M. D...soutient que :
En ce qui concerne la décision portant remise aux autorités polonaises
- il peut exciper de l'illégalité de cette décision, celle-ci ayant été prise en méconnaissance des dispositions des articles 4 et 17 du Règlement communautaire dit Dublin III ;
- la décision litigieuse méconnaît également elle-même les dispositions des articles 4 et 17 du Règlement communautaire ;
- la décision litigieuse est insuffisamment motivée ;
- a décision litigieuse méconnaît les dispositions de l'article 17 du Règlement communautaire et les stipulations de l'article 8 de la convention européenne de sauvegarde des droits de l'homme et des libertés fondamentales et se trouve entachée d'une erreur manifeste d'appréciation s'agissant de l'appréciation portée par le préfet sur sa situation particulière ;
- la décision litigieuse méconnaît les dispositions de l'article 3-2 du Règlement communautaire et les dispositions de l'article 3 de la convention européenne de sauvegarde des droits de l'homme et des libertés fondamentales ;
En ce qui concerne la décision portant assignation à résidence
- la décision est illégale dès lors qu'il n'a pas été invité préalablement à présenter ses observations ;
- la décision est illégale par voie de conséquence de l'illégalité de la décision portant remise aux autorités polonaises, dont il entend exciper ;
- l'obligation de pointage quotidien auprès des services de police est entachée d'une erreur manifeste d'appréciation dès lors qu'elle est dépourvue de nécessité.
Par un mémoire en défense, enregistré le 20 janvier 2016, le préfet de Loire Atlantique conclut au rejet de la requête.
Le préfet fait valoir que, à titre principal, il n'y a plus lieu de statuer dès lors qu'il a été procédé à l'éloignement de M.D..., et que, à titre subsidiaire, aucun des moyens d'annulation soulevés par le requérant n'est fondé.
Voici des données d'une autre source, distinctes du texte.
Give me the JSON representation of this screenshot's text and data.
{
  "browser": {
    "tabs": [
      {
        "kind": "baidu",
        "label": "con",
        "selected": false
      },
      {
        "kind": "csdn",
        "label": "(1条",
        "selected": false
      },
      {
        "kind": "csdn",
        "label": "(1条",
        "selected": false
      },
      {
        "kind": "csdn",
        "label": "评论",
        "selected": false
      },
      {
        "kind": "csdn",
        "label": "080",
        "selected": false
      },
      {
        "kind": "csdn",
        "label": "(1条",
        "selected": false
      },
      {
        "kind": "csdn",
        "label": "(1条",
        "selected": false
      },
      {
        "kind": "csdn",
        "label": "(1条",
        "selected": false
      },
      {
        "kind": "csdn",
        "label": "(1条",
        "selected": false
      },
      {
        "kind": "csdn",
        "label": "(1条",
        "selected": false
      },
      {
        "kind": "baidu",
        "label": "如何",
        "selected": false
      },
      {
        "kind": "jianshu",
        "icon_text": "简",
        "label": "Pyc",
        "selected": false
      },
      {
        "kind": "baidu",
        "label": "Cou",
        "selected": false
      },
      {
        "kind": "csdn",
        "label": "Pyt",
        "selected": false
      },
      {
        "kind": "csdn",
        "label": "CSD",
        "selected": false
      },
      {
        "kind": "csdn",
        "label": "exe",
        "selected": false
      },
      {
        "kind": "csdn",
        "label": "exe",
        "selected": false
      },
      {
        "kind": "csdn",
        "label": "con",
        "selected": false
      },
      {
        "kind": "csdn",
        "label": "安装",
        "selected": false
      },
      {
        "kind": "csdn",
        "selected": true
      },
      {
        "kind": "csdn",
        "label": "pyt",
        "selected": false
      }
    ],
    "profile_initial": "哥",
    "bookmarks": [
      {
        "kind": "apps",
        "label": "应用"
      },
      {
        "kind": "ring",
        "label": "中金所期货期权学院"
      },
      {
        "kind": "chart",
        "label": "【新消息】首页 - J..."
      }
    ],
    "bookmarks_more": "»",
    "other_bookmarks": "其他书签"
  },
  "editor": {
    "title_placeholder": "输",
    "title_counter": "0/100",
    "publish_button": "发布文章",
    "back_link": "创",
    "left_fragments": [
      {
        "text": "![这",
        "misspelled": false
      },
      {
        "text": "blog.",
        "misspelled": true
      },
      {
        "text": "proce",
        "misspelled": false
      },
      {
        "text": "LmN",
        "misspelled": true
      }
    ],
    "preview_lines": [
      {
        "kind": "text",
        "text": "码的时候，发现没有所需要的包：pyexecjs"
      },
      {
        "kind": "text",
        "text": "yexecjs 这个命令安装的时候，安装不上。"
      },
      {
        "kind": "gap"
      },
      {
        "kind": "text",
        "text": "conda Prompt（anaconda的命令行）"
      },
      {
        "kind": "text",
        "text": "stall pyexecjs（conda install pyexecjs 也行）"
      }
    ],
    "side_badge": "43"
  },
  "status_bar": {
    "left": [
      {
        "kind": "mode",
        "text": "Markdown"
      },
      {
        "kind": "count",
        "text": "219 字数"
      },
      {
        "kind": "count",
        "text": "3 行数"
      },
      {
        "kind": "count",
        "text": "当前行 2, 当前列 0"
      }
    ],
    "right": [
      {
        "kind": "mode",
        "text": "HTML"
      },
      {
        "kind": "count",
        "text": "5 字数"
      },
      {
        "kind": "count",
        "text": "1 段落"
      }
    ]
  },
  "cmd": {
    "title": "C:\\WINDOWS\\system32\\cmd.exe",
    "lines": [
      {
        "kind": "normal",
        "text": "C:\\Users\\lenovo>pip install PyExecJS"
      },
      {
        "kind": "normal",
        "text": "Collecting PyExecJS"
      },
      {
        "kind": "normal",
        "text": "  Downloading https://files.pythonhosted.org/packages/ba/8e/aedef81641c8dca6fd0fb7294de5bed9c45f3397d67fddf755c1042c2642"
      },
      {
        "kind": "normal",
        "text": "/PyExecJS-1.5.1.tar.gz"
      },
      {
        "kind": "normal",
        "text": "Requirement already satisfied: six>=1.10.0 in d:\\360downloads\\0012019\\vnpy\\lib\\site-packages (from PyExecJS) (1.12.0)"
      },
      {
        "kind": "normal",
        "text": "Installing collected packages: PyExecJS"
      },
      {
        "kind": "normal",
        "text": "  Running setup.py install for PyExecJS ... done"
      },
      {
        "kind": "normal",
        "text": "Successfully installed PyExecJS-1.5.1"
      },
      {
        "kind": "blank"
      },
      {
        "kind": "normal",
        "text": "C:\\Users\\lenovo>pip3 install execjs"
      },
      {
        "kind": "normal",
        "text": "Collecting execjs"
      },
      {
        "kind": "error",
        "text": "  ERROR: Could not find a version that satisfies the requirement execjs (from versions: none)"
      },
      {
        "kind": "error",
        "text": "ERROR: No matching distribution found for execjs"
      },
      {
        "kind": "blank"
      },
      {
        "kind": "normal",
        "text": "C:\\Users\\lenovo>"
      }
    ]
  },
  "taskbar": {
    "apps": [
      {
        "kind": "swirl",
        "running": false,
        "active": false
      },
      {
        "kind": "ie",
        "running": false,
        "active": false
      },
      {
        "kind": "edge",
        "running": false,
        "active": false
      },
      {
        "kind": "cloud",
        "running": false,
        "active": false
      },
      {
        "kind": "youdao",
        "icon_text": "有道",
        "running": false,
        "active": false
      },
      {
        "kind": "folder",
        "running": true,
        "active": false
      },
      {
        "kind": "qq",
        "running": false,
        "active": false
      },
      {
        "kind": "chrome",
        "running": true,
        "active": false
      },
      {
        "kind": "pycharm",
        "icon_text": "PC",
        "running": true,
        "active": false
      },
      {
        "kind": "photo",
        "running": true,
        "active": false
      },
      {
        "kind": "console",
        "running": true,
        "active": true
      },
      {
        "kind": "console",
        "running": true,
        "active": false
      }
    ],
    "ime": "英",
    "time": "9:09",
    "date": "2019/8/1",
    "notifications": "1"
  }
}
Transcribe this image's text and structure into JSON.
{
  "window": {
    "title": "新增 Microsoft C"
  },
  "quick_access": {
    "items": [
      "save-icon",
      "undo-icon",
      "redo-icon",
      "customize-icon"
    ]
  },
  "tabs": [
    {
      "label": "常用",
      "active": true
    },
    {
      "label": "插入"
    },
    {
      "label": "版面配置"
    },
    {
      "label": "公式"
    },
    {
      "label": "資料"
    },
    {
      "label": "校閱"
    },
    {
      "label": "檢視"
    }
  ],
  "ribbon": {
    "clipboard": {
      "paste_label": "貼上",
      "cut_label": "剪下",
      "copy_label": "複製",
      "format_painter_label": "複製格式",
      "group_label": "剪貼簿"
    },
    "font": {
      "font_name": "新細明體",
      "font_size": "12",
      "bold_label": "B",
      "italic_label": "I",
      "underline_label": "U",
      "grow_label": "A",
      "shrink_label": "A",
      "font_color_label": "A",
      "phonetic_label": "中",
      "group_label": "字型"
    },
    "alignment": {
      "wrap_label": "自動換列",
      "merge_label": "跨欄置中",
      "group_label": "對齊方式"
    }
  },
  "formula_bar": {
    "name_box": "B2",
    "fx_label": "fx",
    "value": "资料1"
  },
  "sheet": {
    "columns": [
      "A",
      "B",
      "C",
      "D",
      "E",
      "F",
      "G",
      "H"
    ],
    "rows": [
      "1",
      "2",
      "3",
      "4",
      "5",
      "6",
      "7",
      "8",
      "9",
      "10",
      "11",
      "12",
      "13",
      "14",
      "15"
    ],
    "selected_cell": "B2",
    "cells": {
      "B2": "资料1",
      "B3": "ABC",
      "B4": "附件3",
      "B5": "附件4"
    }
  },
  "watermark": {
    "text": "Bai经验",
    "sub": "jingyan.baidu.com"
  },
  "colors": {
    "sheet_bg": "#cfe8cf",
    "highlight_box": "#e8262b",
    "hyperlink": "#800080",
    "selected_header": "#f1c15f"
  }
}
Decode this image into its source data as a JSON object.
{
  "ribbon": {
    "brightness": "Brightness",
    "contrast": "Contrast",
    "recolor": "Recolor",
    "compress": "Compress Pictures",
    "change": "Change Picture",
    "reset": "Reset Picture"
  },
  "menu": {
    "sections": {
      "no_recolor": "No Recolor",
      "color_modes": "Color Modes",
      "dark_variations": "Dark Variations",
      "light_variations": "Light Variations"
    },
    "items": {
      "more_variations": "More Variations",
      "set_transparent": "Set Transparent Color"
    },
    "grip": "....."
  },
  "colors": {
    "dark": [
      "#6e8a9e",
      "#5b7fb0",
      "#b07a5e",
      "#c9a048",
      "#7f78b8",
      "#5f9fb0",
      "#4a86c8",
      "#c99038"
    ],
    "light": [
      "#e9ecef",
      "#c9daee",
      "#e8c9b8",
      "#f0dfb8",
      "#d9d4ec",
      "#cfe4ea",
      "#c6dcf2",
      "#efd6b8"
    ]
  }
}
II) Par une requête, enregistrée le 2 mars 2015 sous le n° 15NT00761, M. A...D..., représenté par MeC..., demande à la cour (, dans le dernier état de ses écritures) :
1°) d'annuler ce jugement du tribunal administratif de Nantes du 9 janvier 2015 ;
2°) d'annuler les arrêtés du 6 janvier 2015 du préfet de Loire Atlantique ;
3°) d'enjoindre au préfet de lui délivrer une autorisation provisoire de séjour en qualité de demandeur d'asile dans un délai de huit jours à compter de la notification de la décision à intervenir, sous astreinte de 50 euros par jour de retard ;
4°) de mettre à la charge de l'Etat une somme de 1 500 euros en application de l'article 37 de la loi du 10 juillet 1991 et de l'article L. 761-1 du code de justice administrative, son avocat s'engageant à renoncer à percevoir la part contributive de l'Etat.
M. D...soutient que :
En ce qui concerne la décision portant remise aux autorités polonaises
- il peut exciper de l'illégalité de cette décision, celle-ci ayant été prise en méconnaissance des dispositions des articles 4 et 17 du Règlement communautaire dit Dublin III ;
- la décision litigieuse méconnaît également elle-même les dispositions des articles 4 et 17 du Règlement communautaire ;
- la décision litigieuse est insuffisamment motivée ;
- la décision litigieuse méconnaît les dispositions de l'article 17 du Règlement communautaire et les stipulations de l'article 8 de la convention européenne de sauvegarde des droits de l'homme et des libertés fondamentales et se trouve entachée d'une erreur manifeste d'appréciation s'agissant de l'appréciation portée par le préfet sur sa situation particulière ;
- la décision litigieuse méconnaît les dispositions de l'article 3-2 du Règlement communautaire et les dispositions de l'article 3 de la convention européenne de sauvegarde des droits de l'homme et des libertés fondamentales ;
En ce qui concerne la décision portant assignation à résidence
- la décision est illégale dès lors qu'il n'a pas été invité préalablement à présenter ses observations ;
- la décision est illégale par voie de conséquence de l'illégalité de la décision portant remise aux autorités polonaises, dont il entend exciper ;
- l'obligation de pointage quotidien auprès des services de police est entachée d'une erreur manifeste d'appréciation dès lors qu'elle est dépourvue de nécessité.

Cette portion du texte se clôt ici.